Outlier -> data that is out of the normal data value
How to deal with it?
1. describe -> check the normal data
From here, if the gap between the mean and std and max is abnormally high, that means there is an outlier
I can also use box plot and histogram to check if there is an outlier
but, before that must bring matplotlib.pylplot as plt
Or maybe, I can use IQR(Interquartile Range) -> IQR is the difference between the 1st quartile (Q1) and the 3rd quartile (Q3), and data outside this range can be considered outliers.
Normalization is the process of converting the range of data to between 0 and 1.
Before that, I must know what data preprocessing -> Data preprocessing refers to the process of converting data into data suitable for modeling or analysis. Data may originally be incomplete or contain errors, making it difficult to use immediately. Therefore, various tasks are required to organize and convert the data. This process is called data preprocessing.
1. Min-Max Normalization.
Min-Max normalization is a method of transforming data into a range between a minimum value of 0 and a maximum value of 1.
2. Z-score normalization(Standardization) -> Z-score normalization is a way to express how far each data point is from the mean, based on standard deviations.
The values of the data are converted to standard deviation units from the mean.
Nonlinear Transformation - Nonlinear transformation is used to make the non-normal distribution of data closer to a normal distribution. ->
1. Log
2. Square Root
3. Box-Cox
1. Log ->Log transformation is mainly used for positive data and is useful for narrowing the distribution of data. It is especially effective when dealing with data with an exponential distribution. When the original values show a large difference, processing this data with a log transformation reduces the values that appear too large and makes them look like they are of similar size.
The exponential distribution is one of the probability distributions, and is mainly used to model the time it takes for an event to occur after the next event.
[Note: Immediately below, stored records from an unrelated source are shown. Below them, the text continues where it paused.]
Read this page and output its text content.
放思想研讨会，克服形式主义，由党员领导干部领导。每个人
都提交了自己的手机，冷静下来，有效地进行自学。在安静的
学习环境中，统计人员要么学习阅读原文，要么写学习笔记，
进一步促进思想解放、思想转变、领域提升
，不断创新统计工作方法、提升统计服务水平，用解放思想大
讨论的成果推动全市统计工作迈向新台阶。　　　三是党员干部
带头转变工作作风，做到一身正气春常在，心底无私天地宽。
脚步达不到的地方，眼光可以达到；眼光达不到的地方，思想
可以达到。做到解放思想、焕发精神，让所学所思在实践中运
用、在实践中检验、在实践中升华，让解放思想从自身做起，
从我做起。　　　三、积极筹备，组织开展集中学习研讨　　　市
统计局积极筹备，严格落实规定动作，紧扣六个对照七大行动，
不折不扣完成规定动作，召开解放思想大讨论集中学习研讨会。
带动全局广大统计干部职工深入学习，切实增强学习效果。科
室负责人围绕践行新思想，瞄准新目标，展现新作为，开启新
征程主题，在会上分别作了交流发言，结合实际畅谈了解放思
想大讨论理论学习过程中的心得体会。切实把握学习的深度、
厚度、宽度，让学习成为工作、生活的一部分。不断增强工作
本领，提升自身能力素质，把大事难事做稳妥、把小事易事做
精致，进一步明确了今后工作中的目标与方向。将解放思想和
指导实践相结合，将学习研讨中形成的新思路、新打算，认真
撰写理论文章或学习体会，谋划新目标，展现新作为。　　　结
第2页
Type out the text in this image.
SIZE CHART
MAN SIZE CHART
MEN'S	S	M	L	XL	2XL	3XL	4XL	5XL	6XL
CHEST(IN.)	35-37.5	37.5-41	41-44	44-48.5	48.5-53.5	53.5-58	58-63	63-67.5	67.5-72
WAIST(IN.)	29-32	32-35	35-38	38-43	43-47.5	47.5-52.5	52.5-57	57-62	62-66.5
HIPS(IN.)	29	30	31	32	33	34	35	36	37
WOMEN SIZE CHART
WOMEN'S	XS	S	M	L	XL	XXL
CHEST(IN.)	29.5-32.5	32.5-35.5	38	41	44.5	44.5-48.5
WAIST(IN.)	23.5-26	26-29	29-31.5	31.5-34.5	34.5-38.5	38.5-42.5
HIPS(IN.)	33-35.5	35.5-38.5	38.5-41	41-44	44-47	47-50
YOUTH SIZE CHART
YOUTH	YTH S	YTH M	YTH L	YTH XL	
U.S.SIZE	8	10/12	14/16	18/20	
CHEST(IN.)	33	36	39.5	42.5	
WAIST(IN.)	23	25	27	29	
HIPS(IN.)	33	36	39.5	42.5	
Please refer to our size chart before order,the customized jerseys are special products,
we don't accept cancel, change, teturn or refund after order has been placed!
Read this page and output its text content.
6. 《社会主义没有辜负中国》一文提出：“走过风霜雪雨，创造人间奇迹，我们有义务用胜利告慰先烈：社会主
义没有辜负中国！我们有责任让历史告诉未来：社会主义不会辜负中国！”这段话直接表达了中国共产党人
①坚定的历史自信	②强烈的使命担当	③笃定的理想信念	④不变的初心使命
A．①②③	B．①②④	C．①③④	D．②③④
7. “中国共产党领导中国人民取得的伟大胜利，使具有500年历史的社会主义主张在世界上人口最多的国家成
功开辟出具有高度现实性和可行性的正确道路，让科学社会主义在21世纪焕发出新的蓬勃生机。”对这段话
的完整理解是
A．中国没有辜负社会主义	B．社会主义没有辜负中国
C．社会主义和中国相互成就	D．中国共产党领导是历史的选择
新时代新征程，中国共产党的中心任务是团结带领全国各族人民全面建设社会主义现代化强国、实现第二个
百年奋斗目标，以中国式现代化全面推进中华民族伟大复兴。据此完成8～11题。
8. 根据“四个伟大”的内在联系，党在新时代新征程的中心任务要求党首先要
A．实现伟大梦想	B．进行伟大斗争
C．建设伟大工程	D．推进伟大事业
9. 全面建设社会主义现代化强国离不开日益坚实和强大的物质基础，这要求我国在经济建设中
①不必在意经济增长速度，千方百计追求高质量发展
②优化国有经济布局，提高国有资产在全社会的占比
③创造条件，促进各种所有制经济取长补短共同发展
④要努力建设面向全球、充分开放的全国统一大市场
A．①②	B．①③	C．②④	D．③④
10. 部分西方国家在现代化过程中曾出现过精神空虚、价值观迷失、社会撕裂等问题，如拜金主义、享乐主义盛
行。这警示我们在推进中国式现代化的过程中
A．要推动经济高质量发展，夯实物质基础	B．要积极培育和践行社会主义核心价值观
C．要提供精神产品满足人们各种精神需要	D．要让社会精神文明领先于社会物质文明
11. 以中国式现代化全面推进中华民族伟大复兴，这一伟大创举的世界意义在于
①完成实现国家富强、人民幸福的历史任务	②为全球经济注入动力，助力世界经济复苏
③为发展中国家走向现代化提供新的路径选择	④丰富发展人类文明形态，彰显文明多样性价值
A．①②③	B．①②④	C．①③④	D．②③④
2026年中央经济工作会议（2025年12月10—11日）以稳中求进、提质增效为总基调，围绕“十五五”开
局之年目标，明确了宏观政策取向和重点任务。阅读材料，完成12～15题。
2. Square Root -> The square root transformation is another way to flatten the distribution of data, especially data with a Poisson distribution.
Before that, what is poisson distribution? -> describes the probability that an unpredictable event will occur. It mainly describes the number of times an event occurs. = same as uncountable data or unexpectable data
3. Box-Cos -> Box-Cox transformation** is a nonlinear transformation method used to make the distribution of data closer to a normal distribution. However, this transformation can only be used on positive data. This is because it uses a similar principle to the log transformation.
Positive data refers to data that has a value greater than 0.
Encoding -> Encoding is the process of converting data into a specific format. In particular, converting categorical data into numerical data is an important encoding task in machine learning.
1. Label Encoding - Label encoding converts categorical data into ordered numbers, where each category is assigned a unique number. For example, if we label - encode the gender variable, male would be converted to 0 and female would be converted to 1. All unique categorical values would be converted to integers, and the converted values would not imply any order of magnitude.
2. One - hot encoding - is a method of converting each categorical value into a binary vector. It is converted into a vector of 0s and 1s depending on the number of categories. For example, if a variable called color has three categories: red, blue, and green, each would be converted as follows:
Red: [1, 0, 0]
Blue: [0, 1, 0]
Green: [0, 0, 1]
3. Ordinal encoding - is used when there is an order to categorical data. For example, when the education level is listed as high school graduate, college graduate, master's degree, and doctorate, it is a method of converting each value to 0, 1, 2, and 3 according to the order.
Good night